Alexander Solzenhitsyn, who died recently, wrote The Gulag Archipelago, which was the book that help alert the world to the horror of the Soviet gulag. He had been there himself and experienced and seen the depravity and deprivation. He tells part of the story of the millions who were arrested, their interrogation and torture, and eventual deportation into the Siberian work camps. He says the reason the NKVD (KGB) agents could be so cruel and lethal, was because they no longer believed in God; they thought they were God. In the language of the Bible, hubris. In terms of Genesis 3: "Where are you?"

But that is not us. True. We are not the NKVD. But let’s think about that a little more. Maybe we are implicated somehow. Our society has structured the economy around utterly unsustainable practices, and become so dependent on those practices, that we are struggling to make the necessary changes to prevent ecological breakdown.
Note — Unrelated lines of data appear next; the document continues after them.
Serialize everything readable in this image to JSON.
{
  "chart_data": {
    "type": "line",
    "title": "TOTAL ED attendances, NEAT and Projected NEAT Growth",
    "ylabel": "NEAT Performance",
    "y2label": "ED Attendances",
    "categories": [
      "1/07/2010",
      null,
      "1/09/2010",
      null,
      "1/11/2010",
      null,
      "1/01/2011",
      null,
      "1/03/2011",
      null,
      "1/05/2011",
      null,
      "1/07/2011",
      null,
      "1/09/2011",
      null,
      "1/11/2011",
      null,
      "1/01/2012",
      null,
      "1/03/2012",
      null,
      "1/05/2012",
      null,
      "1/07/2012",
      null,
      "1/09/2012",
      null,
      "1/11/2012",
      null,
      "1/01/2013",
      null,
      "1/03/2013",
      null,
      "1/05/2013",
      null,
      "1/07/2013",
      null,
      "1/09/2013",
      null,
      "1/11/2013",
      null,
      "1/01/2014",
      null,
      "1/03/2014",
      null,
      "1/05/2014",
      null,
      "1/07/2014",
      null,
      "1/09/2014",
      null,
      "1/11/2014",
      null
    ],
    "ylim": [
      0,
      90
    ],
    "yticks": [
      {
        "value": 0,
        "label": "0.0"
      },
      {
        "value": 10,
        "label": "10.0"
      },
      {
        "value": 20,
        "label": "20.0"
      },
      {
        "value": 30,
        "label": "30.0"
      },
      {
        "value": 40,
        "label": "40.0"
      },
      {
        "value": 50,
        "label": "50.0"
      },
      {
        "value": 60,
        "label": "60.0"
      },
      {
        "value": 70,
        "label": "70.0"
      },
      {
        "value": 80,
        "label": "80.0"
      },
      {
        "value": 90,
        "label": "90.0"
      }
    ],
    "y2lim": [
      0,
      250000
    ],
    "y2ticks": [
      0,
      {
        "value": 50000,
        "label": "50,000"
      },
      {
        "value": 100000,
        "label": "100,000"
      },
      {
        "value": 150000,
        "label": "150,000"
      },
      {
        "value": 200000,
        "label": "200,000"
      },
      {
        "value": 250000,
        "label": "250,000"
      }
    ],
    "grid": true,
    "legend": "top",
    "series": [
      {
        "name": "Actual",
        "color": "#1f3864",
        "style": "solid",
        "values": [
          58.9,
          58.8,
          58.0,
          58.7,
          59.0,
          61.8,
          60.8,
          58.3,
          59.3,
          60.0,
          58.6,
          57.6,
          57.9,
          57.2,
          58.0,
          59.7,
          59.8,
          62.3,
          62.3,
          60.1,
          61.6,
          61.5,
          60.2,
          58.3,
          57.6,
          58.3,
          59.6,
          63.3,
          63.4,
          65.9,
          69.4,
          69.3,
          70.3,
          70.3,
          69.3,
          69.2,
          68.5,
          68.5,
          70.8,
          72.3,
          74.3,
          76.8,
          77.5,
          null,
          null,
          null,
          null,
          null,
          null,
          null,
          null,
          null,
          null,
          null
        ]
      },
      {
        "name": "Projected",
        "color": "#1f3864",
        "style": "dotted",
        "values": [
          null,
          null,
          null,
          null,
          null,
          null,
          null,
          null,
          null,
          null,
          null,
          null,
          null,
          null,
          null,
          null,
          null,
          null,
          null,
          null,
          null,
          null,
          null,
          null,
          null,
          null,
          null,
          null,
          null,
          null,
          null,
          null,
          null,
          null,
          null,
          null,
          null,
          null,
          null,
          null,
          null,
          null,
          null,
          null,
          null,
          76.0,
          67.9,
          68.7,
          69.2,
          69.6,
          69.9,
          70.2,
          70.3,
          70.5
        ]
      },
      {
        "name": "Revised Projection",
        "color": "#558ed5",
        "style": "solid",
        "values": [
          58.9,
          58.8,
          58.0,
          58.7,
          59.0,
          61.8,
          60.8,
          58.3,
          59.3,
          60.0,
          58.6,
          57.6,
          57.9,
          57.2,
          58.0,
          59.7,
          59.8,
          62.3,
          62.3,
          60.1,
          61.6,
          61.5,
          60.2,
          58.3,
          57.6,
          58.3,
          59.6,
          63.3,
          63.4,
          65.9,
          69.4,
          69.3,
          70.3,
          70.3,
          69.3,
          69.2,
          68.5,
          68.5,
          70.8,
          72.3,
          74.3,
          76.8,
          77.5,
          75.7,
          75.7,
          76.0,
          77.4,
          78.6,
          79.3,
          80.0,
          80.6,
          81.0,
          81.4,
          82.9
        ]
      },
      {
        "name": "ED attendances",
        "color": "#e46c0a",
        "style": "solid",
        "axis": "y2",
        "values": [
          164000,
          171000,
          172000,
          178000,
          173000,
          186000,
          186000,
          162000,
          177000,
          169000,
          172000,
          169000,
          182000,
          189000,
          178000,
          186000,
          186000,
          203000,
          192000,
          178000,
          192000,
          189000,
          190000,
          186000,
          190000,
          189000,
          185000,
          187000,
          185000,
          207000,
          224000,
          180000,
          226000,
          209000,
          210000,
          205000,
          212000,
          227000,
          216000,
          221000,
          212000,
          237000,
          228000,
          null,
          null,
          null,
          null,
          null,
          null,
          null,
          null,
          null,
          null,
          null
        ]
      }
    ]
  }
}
In the language of Genesis, ‘Where are you?”

Or anyone who has used illicit drugs. Using drugs might seem cool but it kills someone else over in a third world country who gets caught up in the violence that surrounds the manfacture and distribution of drugs. And remember, the same gangs producing and selling the drugs operate the modern slave trade around the world. In the language of Genesis, 'Where are you?'

The signs are everywhere. We can all see it around us. Even here at the school; exclusion ridicule at times. Does this ever happen? Bullying? And do we stand up against it? Not the gulag I agree, far from it, but multiply these small acts millions of times around the world and …

Today, let us hear the question God asks of each of us: where are you? In the Bible Adam and eve need to find their way back to God. And we are Adam and Eve.

And the Biblical answer to the open ended question of our lostness is Jesus. A new Adam, and a new humanity.